State v. HunterAnnotate this Case
183 S.E.2d 665 (1971)
279 N.C. 498
STATE of North Carolina v. Frank HUNTER, Jr.
Supreme Court of North Carolina.
October 13, 1971.
*666 Atty. Gen. Robert Morgan and Staff Atty. Edward L. Eatman, Jr., Raleigh, for the State.
Thomas K. Spence, Concord, for defendant.

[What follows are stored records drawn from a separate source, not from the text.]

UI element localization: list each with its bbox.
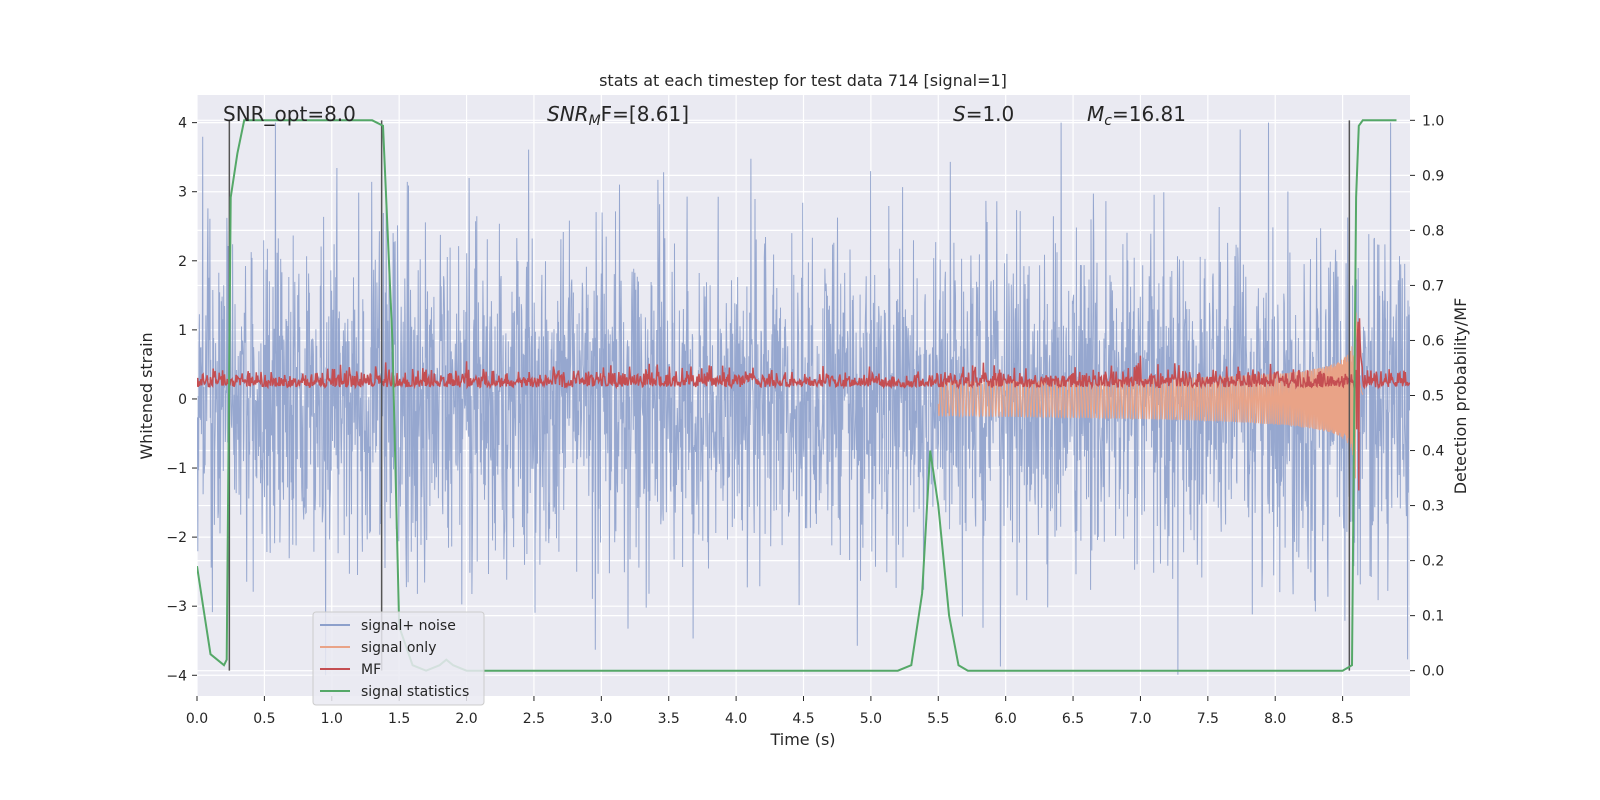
x-tick-label: 4.5 (792, 711, 814, 727)
x-tick-label: 6.0 (995, 711, 1017, 727)
x-axis-label: Time (s) (769, 730, 835, 749)
snr-mf-base: SNR (547, 102, 589, 126)
x-tick-label: 2.0 (455, 711, 477, 727)
s-value: =1.0 (966, 102, 1015, 126)
x-tick-label: 8.5 (1331, 711, 1353, 727)
y-tick-label: −1 (166, 461, 187, 477)
axes: 0.0 0.5 1.0 1.5 2.0 2.5 3.0 3.5 4.0 4.5 5.0 5.5 6.0 6… (166, 113, 1444, 727)
y-tick-label: 3 (178, 185, 187, 201)
legend-label-signal-statistics: signal statistics (361, 684, 469, 700)
snr-mf-sub: M (589, 113, 601, 129)
mc-sub: c (1104, 113, 1112, 129)
x-tick-label: 6.5 (1062, 711, 1084, 727)
x-tick-label: 8.0 (1264, 711, 1286, 727)
x-tick-label: 0.0 (186, 711, 208, 727)
y-tick-label: 4 (178, 116, 187, 132)
x-tick-label: 5.0 (860, 711, 882, 727)
x-tick-label: 1.5 (388, 711, 410, 727)
x-tick-label: 5.5 (927, 711, 949, 727)
y2-tick-label: 0.4 (1422, 444, 1444, 460)
y-tick-label: −3 (166, 599, 187, 615)
legend-label-signal-only: signal only (361, 640, 436, 656)
annotation-snr-opt: SNR_opt=8.0 (223, 102, 356, 126)
y2-axis-label: Detection probability/MF (1451, 298, 1470, 495)
series-mf (197, 318, 1410, 491)
x-tick-label: 3.0 (590, 711, 612, 727)
legend-label-mf: MF (361, 662, 381, 678)
y-tick-label: 0 (178, 392, 187, 408)
y2-tick-label: 0.9 (1422, 168, 1444, 184)
y-axis-label: Whitened strain (137, 332, 156, 459)
y-tick-label: 2 (178, 254, 187, 270)
annotation-mc: Mc=16.81 (1087, 102, 1186, 129)
series-signal-statistics (197, 119, 1397, 672)
x-tick-label: 0.5 (253, 711, 275, 727)
legend-box (312, 611, 485, 706)
y2-tick-label: 0.7 (1422, 278, 1444, 294)
x-tick-label: 7.5 (1197, 711, 1219, 727)
series-signal-noise (197, 122, 1410, 676)
y2-tick-label: 0.0 (1422, 664, 1444, 680)
snr-mf-rest: F=[8.61] (601, 102, 689, 126)
y2-tick-label: 0.3 (1422, 499, 1444, 515)
y2-tick-label: 0.6 (1422, 333, 1444, 349)
s-symbol: S (953, 102, 966, 126)
mc-base: M (1087, 102, 1104, 126)
y2-tick-label: 0.8 (1422, 223, 1444, 239)
plot-marks (197, 119, 1410, 676)
mc-value: =16.81 (1112, 102, 1186, 126)
x-tick-label: 1.0 (321, 711, 343, 727)
chart-title: stats at each timestep for test data 714… (599, 71, 1007, 90)
y-tick-label: 1 (178, 323, 187, 339)
x-tick-label: 3.5 (658, 711, 680, 727)
y2-tick-label: 1.0 (1422, 113, 1444, 129)
y2-tick-label: 0.5 (1422, 389, 1444, 405)
legend-label-signal-noise: signal+ noise (361, 618, 456, 634)
y2-tick-label: 0.1 (1422, 609, 1444, 625)
y-tick-label: −2 (166, 530, 187, 546)
annotation-snr-mf: SNRMF=[8.61] (547, 102, 689, 129)
legend: signal+ noise signal only MF signal stat… (312, 611, 485, 706)
y2-tick-label: 0.2 (1422, 554, 1444, 570)
x-tick-label: 4.0 (725, 711, 747, 727)
x-tick-label: 2.5 (523, 711, 545, 727)
annotation-s: S=1.0 (953, 102, 1014, 126)
x-tick-label: 7.0 (1129, 711, 1151, 727)
y-tick-label: −4 (166, 668, 187, 684)
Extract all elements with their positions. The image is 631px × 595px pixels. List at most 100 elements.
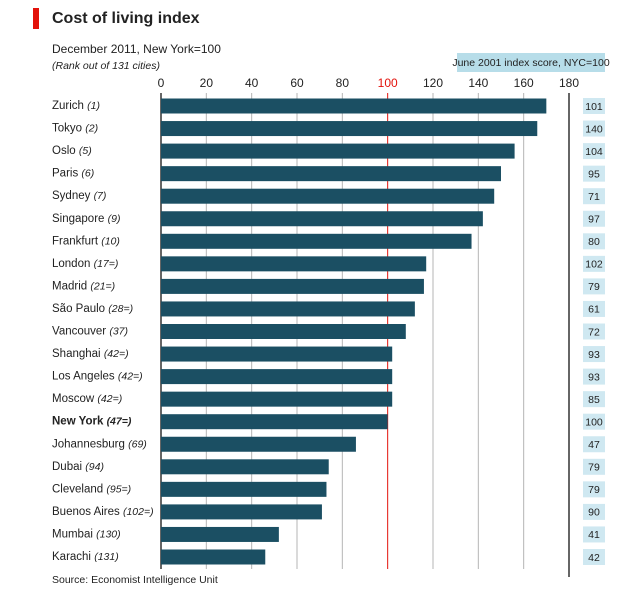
secondary-value: 80 — [588, 236, 600, 248]
x-tick-label: 20 — [200, 76, 214, 90]
secondary-value: 72 — [588, 326, 600, 338]
city-rank: (2) — [85, 122, 98, 134]
city-name: New York — [52, 416, 104, 428]
category-label: Zurich (1) — [52, 100, 100, 112]
city-name: Vancouver — [52, 326, 106, 338]
x-tick-label: 180 — [559, 76, 579, 90]
bar — [161, 391, 393, 407]
bar — [161, 211, 483, 227]
title-marker — [33, 8, 39, 29]
category-label: London (17=) — [52, 258, 118, 270]
city-name: London — [52, 258, 90, 270]
bar — [161, 436, 356, 452]
secondary-box — [583, 98, 605, 114]
category-label: São Paulo (28=) — [52, 303, 133, 315]
secondary-box — [583, 323, 605, 340]
city-rank: (6) — [81, 167, 94, 179]
city-name: Paris — [52, 168, 78, 180]
secondary-value: 47 — [588, 439, 600, 451]
category-label: Frankfurt (10) — [52, 235, 120, 247]
bar — [161, 143, 515, 159]
city-rank: (94) — [85, 461, 104, 473]
secondary-value: 90 — [588, 507, 600, 519]
secondary-box — [583, 368, 605, 385]
city-rank: (102=) — [123, 506, 154, 518]
city-rank: (131) — [94, 551, 119, 563]
category-label: Cleveland (95=) — [52, 483, 131, 495]
category-label: Shanghai (42=) — [52, 348, 129, 360]
city-rank: (21=) — [90, 280, 115, 292]
secondary-header: June 2001 index score, NYC=100 — [452, 57, 609, 69]
city-name: Buenos Aires — [52, 506, 120, 518]
secondary-value: 102 — [585, 259, 603, 271]
category-label: Johannesburg (69) — [52, 438, 147, 450]
bar — [161, 188, 495, 204]
city-name: Singapore — [52, 213, 104, 225]
secondary-box — [583, 255, 605, 272]
city-name: Cleveland — [52, 483, 103, 495]
category-label: Moscow (42=) — [52, 393, 122, 405]
city-rank: (95=) — [106, 483, 131, 495]
category-label: Los Angeles (42=) — [52, 370, 143, 382]
city-rank: (9) — [108, 213, 121, 225]
x-tick-label: 100 — [378, 76, 398, 90]
secondary-value: 41 — [588, 529, 600, 541]
secondary-value: 104 — [585, 146, 603, 158]
category-label: Buenos Aires (102=) — [52, 506, 154, 518]
city-rank: (69) — [128, 438, 147, 450]
category-label: New York (47=) — [52, 415, 132, 427]
city-name: Johannesburg — [52, 438, 125, 450]
x-tick-label: 60 — [290, 76, 304, 90]
bar — [161, 256, 427, 272]
category-label: Mumbai (130) — [52, 528, 121, 540]
secondary-value: 101 — [585, 101, 603, 113]
secondary-box — [583, 143, 605, 160]
bar — [161, 233, 472, 249]
city-name: Los Angeles — [52, 371, 115, 383]
city-name: Sydney — [52, 190, 91, 202]
category-label: Tokyo (2) — [52, 122, 98, 134]
bar — [161, 549, 266, 565]
secondary-value: 79 — [588, 281, 600, 293]
category-label: Paris (6) — [52, 167, 94, 179]
x-tick-label: 140 — [468, 76, 488, 90]
city-name: Frankfurt — [52, 235, 99, 247]
category-label: Oslo (5) — [52, 145, 92, 157]
bar — [161, 481, 327, 497]
secondary-header-box — [457, 53, 605, 72]
x-tick-label: 0 — [158, 76, 165, 90]
category-label: Madrid (21=) — [52, 280, 115, 292]
category-label: Dubai (94) — [52, 461, 104, 473]
secondary-value: 93 — [588, 349, 600, 361]
city-name: Shanghai — [52, 348, 101, 360]
secondary-box — [583, 233, 605, 250]
x-tick-label: 40 — [245, 76, 259, 90]
bar — [161, 526, 279, 542]
subtitle: December 2011, New York=100 — [52, 42, 221, 56]
city-rank: (130) — [96, 528, 121, 540]
secondary-box — [583, 503, 605, 520]
category-label: Singapore (9) — [52, 213, 120, 225]
secondary-value: 140 — [585, 123, 603, 135]
city-name: Karachi — [52, 551, 91, 563]
bar — [161, 98, 547, 114]
city-rank: (10) — [101, 235, 120, 247]
bar — [161, 346, 393, 362]
secondary-value: 79 — [588, 484, 600, 496]
category-label: Vancouver (37) — [52, 325, 128, 337]
secondary-value: 85 — [588, 394, 600, 406]
city-rank: (28=) — [108, 303, 133, 315]
secondary-box — [583, 278, 605, 295]
city-name: Moscow — [52, 393, 95, 405]
secondary-value: 42 — [588, 552, 600, 564]
city-name: São Paulo — [52, 303, 105, 315]
city-rank: (42=) — [118, 370, 143, 382]
secondary-box — [583, 526, 605, 543]
secondary-box — [583, 165, 605, 182]
city-name: Dubai — [52, 461, 82, 473]
x-tick-label: 120 — [423, 76, 443, 90]
bar — [161, 504, 322, 520]
secondary-box — [583, 413, 605, 430]
note: (Rank out of 131 cities) — [52, 60, 160, 72]
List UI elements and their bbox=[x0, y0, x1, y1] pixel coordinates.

The crux of defendant's assignments of error before the Court of Appeals and this Court is that his pleas of guilty were not freely, understandingly and voluntarily made. He relies principally upon the case of Boykin v. Alabama, 395 U.S. 238, 89 S. Ct. 1709, 23 L. Ed. 2d 274, which, inter alia, holds that the determination of the voluntariness of a guilty plea cannot be based on a silent record and that the record must show a careful canvassing of the matter with the accused by the trial judge "to make sure he has a full understanding of what the plea connotes and of its consequence." The Court of Appeals recognized the authoritative holding of Boykin but held that it did not apply to the facts of this case. We agree. Here it appears that the Judge made careful inquiry of the accused as to the voluntariness of his pleas, and the record reveals ample evidence to support the trial judge's finding that defendant freely, understandingly and voluntarily pleaded guilty to the charges. The acceptance of the pleas tendered by defendant should not be disturbed. State v. Jones, 278 N.C. 259, 179 S.E.2d 433; Brady v. United States, 397 U.S. 742, 90 S. Ct. 1463, 25 L. Ed. 2d 747.